Four banal d’Epagny
Le four d’Epagny a été construit le 9 février 1879 selon l’acte de Me FONTAINE, notaire.
Ce four a été établi à frais communs entre les habitants qui ont préparé les pierres et le sable et il chauffait tous les quinze jours. Construit en communauté, le four appartenait à tous ceux qui ont participé à sa construction. Il est dans l’environnement immédiat d’un bassin et d’une fontaine construits en 1858.
Four banal de Machevaz
Construit en 1858, le four de Machevaz est le plus ancien sur la commune encore en bon état, il est constitué de briques et recouvert de tuiles écailles issues de la Tuilerie de Saint-Jorioz. Comme dans la plupart des communes de Haute-Savoie, le four à pain était utilisé par l’ensemble des habitants du hameau, ici de Machevaz.

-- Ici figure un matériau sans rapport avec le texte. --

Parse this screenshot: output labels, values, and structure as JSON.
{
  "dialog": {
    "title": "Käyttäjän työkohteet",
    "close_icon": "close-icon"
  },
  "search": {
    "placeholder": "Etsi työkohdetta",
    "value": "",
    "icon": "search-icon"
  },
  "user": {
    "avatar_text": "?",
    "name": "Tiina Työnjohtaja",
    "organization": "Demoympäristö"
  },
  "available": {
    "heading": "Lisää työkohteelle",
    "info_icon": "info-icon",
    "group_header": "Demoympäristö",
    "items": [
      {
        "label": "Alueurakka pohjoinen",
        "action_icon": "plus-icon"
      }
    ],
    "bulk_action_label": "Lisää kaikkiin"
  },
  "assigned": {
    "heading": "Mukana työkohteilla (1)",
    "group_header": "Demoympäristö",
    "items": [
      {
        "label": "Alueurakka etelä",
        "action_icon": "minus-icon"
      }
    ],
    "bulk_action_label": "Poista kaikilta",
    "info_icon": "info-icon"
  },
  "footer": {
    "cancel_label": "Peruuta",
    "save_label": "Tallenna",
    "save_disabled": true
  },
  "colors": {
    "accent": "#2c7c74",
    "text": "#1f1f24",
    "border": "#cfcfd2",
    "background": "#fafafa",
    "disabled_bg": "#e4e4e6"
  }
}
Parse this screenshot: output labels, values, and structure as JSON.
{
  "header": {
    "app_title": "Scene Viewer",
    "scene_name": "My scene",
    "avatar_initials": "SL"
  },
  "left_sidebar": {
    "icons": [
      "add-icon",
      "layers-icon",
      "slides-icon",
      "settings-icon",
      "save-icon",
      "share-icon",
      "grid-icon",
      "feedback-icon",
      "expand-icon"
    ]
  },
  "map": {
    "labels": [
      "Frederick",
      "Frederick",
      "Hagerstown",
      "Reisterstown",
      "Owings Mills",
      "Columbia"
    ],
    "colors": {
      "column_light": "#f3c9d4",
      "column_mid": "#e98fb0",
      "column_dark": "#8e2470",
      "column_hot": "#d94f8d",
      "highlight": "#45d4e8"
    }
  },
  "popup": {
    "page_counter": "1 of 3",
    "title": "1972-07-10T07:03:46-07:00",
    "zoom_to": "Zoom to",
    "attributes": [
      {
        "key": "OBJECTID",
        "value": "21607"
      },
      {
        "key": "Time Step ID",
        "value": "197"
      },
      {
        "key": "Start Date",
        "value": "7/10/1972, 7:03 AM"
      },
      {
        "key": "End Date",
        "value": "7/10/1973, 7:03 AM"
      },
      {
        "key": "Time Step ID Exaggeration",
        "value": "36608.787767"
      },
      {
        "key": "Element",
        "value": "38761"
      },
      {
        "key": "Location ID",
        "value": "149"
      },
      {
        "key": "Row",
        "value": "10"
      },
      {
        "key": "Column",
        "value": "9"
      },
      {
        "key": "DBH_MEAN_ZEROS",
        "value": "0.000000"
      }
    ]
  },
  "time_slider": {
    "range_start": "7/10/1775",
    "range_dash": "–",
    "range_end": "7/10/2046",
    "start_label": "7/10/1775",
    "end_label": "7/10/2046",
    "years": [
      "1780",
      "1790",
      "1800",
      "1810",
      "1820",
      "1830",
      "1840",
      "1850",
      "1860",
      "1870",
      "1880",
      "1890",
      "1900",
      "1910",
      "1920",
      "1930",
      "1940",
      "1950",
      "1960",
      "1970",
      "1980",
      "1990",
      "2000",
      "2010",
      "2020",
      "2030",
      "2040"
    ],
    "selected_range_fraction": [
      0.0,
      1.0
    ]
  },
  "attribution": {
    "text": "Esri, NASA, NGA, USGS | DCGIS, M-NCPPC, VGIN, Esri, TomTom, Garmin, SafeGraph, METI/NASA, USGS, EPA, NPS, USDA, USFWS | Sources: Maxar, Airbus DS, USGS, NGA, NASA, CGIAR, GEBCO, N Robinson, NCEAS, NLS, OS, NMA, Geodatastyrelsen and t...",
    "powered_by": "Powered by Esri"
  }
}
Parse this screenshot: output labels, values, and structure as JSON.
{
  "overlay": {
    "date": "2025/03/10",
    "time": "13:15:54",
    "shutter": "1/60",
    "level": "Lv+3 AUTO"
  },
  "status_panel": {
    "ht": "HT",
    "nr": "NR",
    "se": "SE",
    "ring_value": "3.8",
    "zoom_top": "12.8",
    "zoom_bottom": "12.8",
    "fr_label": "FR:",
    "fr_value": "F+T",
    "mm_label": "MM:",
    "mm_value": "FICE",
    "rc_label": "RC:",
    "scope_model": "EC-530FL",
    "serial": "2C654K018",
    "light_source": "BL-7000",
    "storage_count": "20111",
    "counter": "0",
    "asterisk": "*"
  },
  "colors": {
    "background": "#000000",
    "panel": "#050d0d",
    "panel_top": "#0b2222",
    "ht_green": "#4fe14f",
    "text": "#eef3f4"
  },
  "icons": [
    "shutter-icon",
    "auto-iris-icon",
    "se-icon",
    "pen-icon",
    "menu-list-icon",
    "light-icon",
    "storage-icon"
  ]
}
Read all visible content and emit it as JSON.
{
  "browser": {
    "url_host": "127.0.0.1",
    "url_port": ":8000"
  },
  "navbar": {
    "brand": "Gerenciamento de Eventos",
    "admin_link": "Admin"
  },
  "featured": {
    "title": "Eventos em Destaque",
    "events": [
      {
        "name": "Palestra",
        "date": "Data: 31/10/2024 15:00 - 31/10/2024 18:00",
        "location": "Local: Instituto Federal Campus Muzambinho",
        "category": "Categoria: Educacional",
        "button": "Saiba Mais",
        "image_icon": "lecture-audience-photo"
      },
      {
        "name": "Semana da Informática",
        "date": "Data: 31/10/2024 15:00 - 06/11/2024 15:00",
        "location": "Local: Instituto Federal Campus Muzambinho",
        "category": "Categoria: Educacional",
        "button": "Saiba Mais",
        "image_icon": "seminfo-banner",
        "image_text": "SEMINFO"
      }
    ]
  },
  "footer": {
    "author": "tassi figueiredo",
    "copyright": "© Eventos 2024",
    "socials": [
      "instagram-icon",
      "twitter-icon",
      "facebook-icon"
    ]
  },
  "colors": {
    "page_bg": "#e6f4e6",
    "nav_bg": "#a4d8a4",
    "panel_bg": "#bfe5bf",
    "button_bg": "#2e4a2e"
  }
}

Il est bâti à proximité des habitations et chaque famille vient y cuire son pain. Ce four a la particularité, comme la plupart des bassins et lavoirs, d’être la propriété en indivision des habitants du hameau de Machevaz. Jusqu’en 1930, il était allumé pour cuire le pain et les gâteaux le jour de la Vogue.
Le four à pain dépendait vraisemblablement du château du Noiret datant du Moyen-âge dont dépendent également "deux molins, raisses et baptoirs ... situés sur l’eau d’Hont, sous le château " (actuel moulin du Noiret). La farine provenait de ce moulin à blé transformé par la suite en scierie.
Eglise Saint-Nicolas
L’église actuelle a été construite suite à l’insalubrité de l’ancienne église (renvoi rubrique vieille église) et à un manque de place dans cette dernière. C’est la commune qui a fait bâtir l’édifice et son presbytère dessiné par l’architecte Denarié dont la dépense s’élève à 80 000 anciens francs y compris l’acquisition du terrain. L'adjudication des travaux de maçonnerie fut confiée à l'entreprise CONVERSI Claude, d'HERY-SUR-ALBY. Les vitraux furent réalisés par l'entreprise Veuve Charles Champigneulles, de Bar-le-Duc. On note, sur l'en-tête de cette maison : " Etablissements artistiques de peinture sur verre - Statuaire religieux - Céramique d'art, approuvé par notre très Saint-Père le Pape PIE IX ". Lors de la construction, un ouvrier a trouvé des pièces de monnaie dont deux portaient le nom de Saint-Antonin Auguste le Preux, datant du IIe siècle après Jésus Christ.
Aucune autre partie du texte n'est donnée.